Ювенальная юстиция, аборты, секспросвет и другие -детские- вопросы.Оно нам надо?
563,781 3,459
 

  FinnSV ( Слушатель )
17 июл 2013 11:30:59

Тред №595149

новая дискуссия Дискуссия  132

Цитата: mr_ttt
Ни в коей мере не оправдывая фашистские методы работы британской ювеналки, все же скажу что тут очевидно разговор идет о внебрачном ребенке рожденном иностранкой в Англии.

Полностью понимаю почему женщины едут в другие страны, от нищеты и беспросветности.

Могу понять что они там заводят романы и сорри трахаются - если пропаганда день и ночь орет что главное в жизни не любовь, а секс.

Но почему они там рожают неизвестно от кого - понять трудно.

Что стоило этой женщине вернуться в Латвию, родить как все ребенка, отдать бабушке или что то такое.

Нет, зная многочисленные случаи и к чему они могут привести, надо рожать там от какого то козла который даже ребенка своим не признал, не то что женился.

Можно сколько угодно возмущаться фашиствующей ювеналкой, но если малооплачиваемая иностранка рожает неизвестно от кого, это повод по крайней мере поинтересоваться, как живет этот ребенок. Так что ИМХО зная с кем имеешь дело - лучше поводов ювенальным фанатикам не давать.

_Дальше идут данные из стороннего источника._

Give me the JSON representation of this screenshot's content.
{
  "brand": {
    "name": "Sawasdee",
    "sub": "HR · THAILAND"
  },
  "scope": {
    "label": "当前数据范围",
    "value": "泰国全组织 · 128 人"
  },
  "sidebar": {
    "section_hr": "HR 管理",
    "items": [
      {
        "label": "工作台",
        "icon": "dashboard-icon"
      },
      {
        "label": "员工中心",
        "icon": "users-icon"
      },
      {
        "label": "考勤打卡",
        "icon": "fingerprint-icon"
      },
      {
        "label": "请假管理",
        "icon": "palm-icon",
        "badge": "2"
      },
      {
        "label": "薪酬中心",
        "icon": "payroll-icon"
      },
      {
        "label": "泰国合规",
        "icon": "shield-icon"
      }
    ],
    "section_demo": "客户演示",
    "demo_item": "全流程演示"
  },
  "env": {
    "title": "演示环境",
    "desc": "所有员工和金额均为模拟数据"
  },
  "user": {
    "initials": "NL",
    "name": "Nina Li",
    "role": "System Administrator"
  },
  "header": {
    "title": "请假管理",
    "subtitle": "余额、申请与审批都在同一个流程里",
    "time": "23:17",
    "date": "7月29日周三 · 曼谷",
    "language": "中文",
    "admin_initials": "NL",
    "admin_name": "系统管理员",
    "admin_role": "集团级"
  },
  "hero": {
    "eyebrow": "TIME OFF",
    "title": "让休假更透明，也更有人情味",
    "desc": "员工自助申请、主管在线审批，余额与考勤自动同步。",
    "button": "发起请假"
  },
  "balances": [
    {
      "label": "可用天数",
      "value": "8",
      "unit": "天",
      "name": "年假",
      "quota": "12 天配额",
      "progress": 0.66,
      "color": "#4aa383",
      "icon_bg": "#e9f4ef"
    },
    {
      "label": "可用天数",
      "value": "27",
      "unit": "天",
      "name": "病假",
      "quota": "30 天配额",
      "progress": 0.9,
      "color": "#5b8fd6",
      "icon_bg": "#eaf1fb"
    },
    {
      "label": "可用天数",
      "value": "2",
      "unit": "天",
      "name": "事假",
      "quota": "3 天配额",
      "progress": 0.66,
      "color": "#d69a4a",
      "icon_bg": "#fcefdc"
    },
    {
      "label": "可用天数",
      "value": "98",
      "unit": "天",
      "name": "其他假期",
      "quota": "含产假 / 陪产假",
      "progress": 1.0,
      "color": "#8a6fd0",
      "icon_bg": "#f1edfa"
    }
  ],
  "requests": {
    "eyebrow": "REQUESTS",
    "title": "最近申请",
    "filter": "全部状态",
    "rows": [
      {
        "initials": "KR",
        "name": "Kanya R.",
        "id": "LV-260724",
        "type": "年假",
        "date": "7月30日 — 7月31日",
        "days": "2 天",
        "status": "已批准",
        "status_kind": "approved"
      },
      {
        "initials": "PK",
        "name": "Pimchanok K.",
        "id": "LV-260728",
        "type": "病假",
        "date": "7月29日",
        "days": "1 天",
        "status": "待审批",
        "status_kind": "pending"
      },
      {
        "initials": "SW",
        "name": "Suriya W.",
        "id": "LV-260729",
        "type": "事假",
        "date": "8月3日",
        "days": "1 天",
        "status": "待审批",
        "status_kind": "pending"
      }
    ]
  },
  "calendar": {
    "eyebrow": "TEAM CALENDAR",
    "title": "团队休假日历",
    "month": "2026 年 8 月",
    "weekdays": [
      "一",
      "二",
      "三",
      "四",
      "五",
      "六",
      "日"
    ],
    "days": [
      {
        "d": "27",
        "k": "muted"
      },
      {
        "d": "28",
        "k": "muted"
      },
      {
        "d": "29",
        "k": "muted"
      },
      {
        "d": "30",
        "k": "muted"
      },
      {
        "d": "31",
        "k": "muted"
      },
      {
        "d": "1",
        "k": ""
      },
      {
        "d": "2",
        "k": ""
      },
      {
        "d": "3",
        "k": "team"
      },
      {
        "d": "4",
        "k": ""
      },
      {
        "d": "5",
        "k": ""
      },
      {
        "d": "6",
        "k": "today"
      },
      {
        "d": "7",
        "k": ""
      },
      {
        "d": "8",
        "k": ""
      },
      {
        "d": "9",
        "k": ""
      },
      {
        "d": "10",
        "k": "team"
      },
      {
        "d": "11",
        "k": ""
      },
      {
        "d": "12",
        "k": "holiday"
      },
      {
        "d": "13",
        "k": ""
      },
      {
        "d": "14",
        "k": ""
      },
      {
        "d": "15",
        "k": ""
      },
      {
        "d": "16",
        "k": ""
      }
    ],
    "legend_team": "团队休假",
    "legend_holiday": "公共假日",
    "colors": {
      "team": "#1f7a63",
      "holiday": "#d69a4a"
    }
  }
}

опять в вопросе не разобрались, а ведро помоев уже вылили на пострадавшую женщину. Дело ни в нищете, ни в "трахании с козлами ". Женщина 43 года, высшее образование, гл.редактор газеты, взрослая дочь - учится в английском университете. Там причина другая. она вам  даже упростит оправдание ювеналов в данном случае.

вот подробно:



Лайла Брице — наша коллега, журналистка. Теперь она Лайла Брайс — так звучит ее фамилия в Лондоне, куда она перебралась четыре года назад. Лайла уехала из кризисной Латвии вместе со старшей дочерью и беременная вторым ребенком, чтобы начать жизнь с нуля. Ей это удалось: выучила английский, устроилась на работу, родила девочку, которую назвала Катей... Но материнское счастье длилось недолго — всего 20 месяцев. Именно в этом возрасте социальные службы Великобритании отобрали у Лайлы дочку.
«Суббота» связалась с Лайлой в Лондоне. Все время, пока мы общались, мама ехала на встречу с дочкой. Ныряла в подземку, штурмовала автобусы, пробираясь на другой конец города, и не выпускала трубку из рук, чтобы рассказать о самой большой трагедии в ее жизни.

Тревожный сигнал
— Первый тревожный сигнал я получила в январе 2010 года, когда на первый этаж дома, в котором я жила, въехали новые соседи, — начала Лайла. — Они сразу постучали в мою дверь и заявили, что недовольны музыкой, которая играет в моей квартире. Дело было в субботу, в полдень. Я знаю допустимые нормы децибелов домашних шумов и никогда не позволяла себе превышать норму, что и попыталась в вежливой форме объяснить визитерам.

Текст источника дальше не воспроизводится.